Morales reports on Iraq
by Amy Reardon, Captain –
CAPTAIN ADAM MORALES (center) is shown here with Iraqi young people.
In May of 2003, when Captain Adam Morales was first approached about serving three months in Iraq, he hesitated, concerned about his personal safety.
Only minutes later, however, he chided himself for his hesitation. He had long ago established a personal motto: “I don’t ever want to say ‘no’ to the Army.” He prayed, “God, my life is in your hands,” and accepted the assignment.
The Salvation Army’s mission in Iraq was divided into three phases: first, supplying propane gas; second, restarting the World Food Program in various cities; third, reconstructing schools. While Basra served as a “home base” for Salvationist workers, they were sent out to other cities in teams of only two to complete most of these tasks. The teams worked closely with other non-governmental organizations and with the coalition military forces.
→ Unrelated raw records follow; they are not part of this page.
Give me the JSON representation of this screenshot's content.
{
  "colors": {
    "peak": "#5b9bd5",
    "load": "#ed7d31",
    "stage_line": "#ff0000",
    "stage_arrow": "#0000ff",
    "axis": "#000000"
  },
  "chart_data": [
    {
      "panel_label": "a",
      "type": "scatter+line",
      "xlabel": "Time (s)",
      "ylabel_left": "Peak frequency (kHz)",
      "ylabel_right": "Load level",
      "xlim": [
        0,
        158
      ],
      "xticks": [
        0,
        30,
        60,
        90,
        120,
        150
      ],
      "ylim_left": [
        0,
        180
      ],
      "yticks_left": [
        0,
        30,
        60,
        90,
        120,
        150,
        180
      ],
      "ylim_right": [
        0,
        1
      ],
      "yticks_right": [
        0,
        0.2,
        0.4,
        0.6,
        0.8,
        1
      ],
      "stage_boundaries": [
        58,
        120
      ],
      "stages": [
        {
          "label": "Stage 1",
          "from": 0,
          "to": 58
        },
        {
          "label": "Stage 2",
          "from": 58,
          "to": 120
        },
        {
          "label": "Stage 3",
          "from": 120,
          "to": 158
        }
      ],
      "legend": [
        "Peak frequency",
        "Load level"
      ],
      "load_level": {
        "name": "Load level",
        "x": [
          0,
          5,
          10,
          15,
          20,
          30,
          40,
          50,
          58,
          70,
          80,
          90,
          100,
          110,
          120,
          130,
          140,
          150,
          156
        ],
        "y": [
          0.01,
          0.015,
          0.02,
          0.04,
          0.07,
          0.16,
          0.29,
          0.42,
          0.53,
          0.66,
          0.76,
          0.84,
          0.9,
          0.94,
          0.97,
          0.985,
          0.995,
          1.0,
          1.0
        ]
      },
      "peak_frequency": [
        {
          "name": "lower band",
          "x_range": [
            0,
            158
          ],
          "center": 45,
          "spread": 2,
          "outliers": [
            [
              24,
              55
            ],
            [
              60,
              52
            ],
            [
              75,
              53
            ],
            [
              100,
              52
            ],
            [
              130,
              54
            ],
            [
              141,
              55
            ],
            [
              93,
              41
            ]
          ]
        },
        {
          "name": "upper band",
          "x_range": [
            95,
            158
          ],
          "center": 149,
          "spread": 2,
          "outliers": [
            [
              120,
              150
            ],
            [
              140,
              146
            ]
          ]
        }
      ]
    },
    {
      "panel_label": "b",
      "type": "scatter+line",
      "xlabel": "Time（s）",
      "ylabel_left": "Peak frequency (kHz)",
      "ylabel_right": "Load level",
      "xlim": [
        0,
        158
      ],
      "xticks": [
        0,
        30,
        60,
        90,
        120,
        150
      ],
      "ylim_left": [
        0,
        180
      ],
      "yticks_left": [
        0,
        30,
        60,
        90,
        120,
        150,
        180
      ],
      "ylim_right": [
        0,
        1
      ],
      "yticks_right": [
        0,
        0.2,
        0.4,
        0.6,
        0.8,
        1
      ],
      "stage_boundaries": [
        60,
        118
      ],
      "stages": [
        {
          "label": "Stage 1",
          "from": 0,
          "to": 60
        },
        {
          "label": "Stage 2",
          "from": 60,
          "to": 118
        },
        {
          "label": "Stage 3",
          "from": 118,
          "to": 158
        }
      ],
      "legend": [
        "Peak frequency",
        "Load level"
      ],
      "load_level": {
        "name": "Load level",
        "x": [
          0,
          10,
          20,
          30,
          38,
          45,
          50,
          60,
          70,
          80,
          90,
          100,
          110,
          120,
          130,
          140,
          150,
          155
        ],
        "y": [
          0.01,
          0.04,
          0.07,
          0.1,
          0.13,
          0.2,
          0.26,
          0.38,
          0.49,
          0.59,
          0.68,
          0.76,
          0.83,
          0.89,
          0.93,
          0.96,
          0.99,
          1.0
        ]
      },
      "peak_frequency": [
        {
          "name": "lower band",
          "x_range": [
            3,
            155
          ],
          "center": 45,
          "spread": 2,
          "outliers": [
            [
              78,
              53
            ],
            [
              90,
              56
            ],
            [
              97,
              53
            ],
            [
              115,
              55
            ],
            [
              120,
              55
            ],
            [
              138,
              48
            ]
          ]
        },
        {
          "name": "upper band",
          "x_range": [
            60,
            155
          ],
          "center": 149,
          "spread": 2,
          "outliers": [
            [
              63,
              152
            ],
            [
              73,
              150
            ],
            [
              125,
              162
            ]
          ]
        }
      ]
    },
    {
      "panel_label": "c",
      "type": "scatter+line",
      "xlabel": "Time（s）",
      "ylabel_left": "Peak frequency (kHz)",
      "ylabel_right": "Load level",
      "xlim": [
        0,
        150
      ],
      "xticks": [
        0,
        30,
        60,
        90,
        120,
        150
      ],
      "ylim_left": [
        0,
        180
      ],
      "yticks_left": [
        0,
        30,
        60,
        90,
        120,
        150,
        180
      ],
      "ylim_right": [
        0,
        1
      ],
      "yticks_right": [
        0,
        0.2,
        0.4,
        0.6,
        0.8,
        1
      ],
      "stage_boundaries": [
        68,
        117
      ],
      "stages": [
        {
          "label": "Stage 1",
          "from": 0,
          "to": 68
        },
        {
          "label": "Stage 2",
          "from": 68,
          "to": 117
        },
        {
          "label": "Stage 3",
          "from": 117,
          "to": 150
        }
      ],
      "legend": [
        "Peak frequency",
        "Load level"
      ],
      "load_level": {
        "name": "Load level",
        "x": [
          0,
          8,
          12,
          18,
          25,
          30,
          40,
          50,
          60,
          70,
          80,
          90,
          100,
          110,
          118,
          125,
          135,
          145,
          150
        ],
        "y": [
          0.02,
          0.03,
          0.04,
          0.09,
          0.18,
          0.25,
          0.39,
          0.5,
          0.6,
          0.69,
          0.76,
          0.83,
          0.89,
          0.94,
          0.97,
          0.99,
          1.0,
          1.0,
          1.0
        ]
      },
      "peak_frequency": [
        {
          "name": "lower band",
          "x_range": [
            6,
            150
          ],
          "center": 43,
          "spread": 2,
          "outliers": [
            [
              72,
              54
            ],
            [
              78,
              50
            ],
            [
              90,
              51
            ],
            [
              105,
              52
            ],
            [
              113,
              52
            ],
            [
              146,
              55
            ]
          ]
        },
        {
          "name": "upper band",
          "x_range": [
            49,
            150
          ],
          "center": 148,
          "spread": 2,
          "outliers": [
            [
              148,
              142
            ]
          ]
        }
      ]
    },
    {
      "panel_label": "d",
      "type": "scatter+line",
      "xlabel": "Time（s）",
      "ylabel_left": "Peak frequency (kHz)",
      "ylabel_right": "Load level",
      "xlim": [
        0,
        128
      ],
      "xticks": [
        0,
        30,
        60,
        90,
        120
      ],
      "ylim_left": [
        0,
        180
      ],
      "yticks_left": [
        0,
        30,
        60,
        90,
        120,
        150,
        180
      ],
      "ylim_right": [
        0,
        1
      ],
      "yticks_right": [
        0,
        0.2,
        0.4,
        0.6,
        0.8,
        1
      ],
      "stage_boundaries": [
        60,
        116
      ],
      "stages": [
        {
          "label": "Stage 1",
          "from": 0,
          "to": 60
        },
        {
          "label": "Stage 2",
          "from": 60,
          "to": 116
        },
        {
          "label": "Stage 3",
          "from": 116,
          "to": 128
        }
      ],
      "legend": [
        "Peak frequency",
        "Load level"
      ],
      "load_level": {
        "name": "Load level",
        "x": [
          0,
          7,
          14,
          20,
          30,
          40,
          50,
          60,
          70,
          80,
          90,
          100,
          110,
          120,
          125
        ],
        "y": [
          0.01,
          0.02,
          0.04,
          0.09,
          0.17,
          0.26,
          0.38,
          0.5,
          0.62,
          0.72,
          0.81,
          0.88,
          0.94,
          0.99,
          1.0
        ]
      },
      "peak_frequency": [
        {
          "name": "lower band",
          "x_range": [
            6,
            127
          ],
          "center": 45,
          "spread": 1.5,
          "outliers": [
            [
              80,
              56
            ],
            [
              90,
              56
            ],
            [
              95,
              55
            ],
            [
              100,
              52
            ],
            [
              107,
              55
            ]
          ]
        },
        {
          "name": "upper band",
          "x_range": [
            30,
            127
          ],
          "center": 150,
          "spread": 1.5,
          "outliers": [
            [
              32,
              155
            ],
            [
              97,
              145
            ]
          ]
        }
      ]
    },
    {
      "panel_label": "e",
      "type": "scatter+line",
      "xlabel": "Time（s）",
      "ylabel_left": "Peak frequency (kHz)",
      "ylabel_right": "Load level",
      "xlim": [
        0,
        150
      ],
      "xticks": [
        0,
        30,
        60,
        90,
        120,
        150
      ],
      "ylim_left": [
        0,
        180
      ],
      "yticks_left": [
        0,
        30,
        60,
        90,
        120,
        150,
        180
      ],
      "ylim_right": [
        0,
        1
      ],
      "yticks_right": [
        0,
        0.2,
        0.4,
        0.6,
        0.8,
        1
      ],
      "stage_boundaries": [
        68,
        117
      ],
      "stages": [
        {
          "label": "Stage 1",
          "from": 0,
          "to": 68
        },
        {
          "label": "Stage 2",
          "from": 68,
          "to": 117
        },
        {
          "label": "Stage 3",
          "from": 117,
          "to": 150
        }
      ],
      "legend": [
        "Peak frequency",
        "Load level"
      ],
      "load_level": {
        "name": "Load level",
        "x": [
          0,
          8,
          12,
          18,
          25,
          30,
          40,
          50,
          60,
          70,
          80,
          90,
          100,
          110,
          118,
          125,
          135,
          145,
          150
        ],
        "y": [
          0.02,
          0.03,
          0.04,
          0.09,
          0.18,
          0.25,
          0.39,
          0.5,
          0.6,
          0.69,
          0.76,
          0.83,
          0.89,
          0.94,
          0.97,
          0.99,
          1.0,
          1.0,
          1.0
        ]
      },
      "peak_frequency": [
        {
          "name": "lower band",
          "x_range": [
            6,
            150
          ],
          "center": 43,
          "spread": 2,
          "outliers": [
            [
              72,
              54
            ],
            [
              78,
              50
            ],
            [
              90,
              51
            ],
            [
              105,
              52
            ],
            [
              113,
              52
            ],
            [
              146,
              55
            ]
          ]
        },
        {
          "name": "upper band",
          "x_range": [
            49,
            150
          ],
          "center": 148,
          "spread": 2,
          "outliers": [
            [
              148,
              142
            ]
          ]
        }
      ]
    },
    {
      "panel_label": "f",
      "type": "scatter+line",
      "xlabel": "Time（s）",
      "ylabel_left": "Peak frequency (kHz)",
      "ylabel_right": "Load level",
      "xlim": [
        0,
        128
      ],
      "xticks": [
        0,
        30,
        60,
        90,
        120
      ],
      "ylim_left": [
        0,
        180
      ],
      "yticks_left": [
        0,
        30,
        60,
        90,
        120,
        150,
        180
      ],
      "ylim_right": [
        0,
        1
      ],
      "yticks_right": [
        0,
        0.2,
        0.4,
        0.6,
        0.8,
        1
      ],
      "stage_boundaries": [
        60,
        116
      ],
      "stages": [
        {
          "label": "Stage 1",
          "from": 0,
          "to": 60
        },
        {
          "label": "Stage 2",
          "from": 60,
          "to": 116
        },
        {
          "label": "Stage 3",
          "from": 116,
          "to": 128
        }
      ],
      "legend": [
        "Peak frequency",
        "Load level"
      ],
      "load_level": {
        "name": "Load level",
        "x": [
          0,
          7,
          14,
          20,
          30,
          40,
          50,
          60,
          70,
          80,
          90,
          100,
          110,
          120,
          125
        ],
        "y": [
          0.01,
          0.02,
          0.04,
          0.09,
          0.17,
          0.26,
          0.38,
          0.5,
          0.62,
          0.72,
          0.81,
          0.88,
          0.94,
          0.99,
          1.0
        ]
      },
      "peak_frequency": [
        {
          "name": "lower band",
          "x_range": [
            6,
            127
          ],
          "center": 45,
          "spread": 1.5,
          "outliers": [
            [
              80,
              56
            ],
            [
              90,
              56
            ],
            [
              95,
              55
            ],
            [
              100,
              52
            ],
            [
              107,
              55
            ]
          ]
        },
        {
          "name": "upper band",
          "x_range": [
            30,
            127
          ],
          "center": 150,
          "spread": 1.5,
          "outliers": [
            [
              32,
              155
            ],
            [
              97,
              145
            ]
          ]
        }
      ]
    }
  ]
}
Morales served six weeks in two Iraqi cities: Nasariyah and Amarah. In Nasariyah, he and an Army officer from India were entrusted with the responsibility of re-establishing the United Nation’s World Food Program. Before the war, 60% of the Iraqi people depended upon the food program for regular supplies that would otherwise be unavailable because of UN sanctions. During the war, the program was discontinued; Morales and his teammate coordinated the return of this program in Nasariyah.
In Amarah, Morales tackled the third phase of the Army’s mission: the reconstruction of schools. But in true Salvationist fashion, he found himself meeting needs of all types. For example, he and representatives of other agencies paid a visit to a hospital with the intent of seeking to provide uniforms for the staff there. While they were at the hospital, however, they learned of the urgent need for oxygen so that surgeries might be performed. In such a situation, workers would meet together to discuss where they might be able to purchase what was needed. Then, a proposal would be drawn up and presented to the United States military, who would provide funds for the purchase.
The blistering heat, inconsistent electricity, and fickle water system presented quite a challenge to many relief workers. But Adam had just completed 10 years serving in Russia and the former Soviet states. “My ten years in Russia had totally prepared me,” he reports. “It wasn’t a hardship.” The people were very friendly and the work was gratifying and he saw immediate results to his work. “It was a wonderful experience,” he says, “I’m glad I went.”